After reading this and peeping into the box, Boy One was selected as guinea pig du jour.
How was it?
Asara is all about collecting the bits you need to build the biggest and best towers to earn prestige. It’s more strategy than actual building.
What’s good about it?
Once we got going the game is quick and compelling.
It’s played over four rounds and there is a clear and definite end – when you’ve used up all your ‘buyer’ cards.
There is an element of chance, but cunning’s also required.
It’s best with four players but also works with three and two.
What’s less good about it?
It’s very complicated to get up and running. It took the bribe of a large bag of nachos and chili cheese dip to get Boy Two to sit through the set up.
There are at least three different lots of colours used to differentiate things.

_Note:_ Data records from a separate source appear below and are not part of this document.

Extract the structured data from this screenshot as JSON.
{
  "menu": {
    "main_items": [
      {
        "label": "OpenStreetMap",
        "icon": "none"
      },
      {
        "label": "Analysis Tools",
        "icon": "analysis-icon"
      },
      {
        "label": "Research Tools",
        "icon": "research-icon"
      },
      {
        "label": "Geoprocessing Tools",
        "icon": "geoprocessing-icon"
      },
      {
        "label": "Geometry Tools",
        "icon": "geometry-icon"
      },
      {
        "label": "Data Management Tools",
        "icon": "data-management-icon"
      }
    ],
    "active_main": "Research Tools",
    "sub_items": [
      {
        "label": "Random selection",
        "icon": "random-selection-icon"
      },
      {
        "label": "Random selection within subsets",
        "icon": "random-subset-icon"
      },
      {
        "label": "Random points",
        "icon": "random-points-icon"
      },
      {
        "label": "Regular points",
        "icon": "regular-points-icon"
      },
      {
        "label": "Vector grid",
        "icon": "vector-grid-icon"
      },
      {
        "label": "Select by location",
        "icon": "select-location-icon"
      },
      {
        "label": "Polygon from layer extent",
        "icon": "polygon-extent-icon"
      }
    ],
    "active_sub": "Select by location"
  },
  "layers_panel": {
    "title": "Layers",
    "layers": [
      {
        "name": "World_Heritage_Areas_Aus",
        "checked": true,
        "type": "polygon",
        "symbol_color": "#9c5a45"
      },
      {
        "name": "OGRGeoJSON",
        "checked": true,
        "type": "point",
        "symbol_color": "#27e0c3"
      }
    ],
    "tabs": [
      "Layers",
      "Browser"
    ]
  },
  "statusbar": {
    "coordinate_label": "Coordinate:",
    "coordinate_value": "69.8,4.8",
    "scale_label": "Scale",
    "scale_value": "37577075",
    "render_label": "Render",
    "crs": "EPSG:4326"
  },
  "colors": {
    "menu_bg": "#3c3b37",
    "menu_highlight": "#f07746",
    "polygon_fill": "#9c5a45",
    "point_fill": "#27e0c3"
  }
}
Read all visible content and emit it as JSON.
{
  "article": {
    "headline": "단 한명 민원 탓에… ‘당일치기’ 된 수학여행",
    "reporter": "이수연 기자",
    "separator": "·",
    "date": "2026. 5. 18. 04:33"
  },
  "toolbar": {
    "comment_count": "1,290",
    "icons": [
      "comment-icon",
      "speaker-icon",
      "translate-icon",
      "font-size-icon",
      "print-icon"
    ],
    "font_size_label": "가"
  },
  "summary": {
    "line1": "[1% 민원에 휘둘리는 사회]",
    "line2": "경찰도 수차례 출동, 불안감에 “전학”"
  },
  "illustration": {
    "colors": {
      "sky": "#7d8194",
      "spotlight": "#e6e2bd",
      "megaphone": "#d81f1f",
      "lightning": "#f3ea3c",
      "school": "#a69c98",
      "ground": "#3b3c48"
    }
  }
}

This caused unnecessary confusion.
The instructions took several readings to get the hang. I don’t know if it would have been possible to make it more easy or if we were just being a bit thick, but it was hard going.
Yes. It’s worth the effort. I like a game that keeps you interested and knows where to end. Boy One is already asking for another go and Boy Two wants to play too.
It’s ideal for tempting your little geeks out from the glow of their screens.
Asara’s RRP is £47.99 but you can get it for around £30 in some places.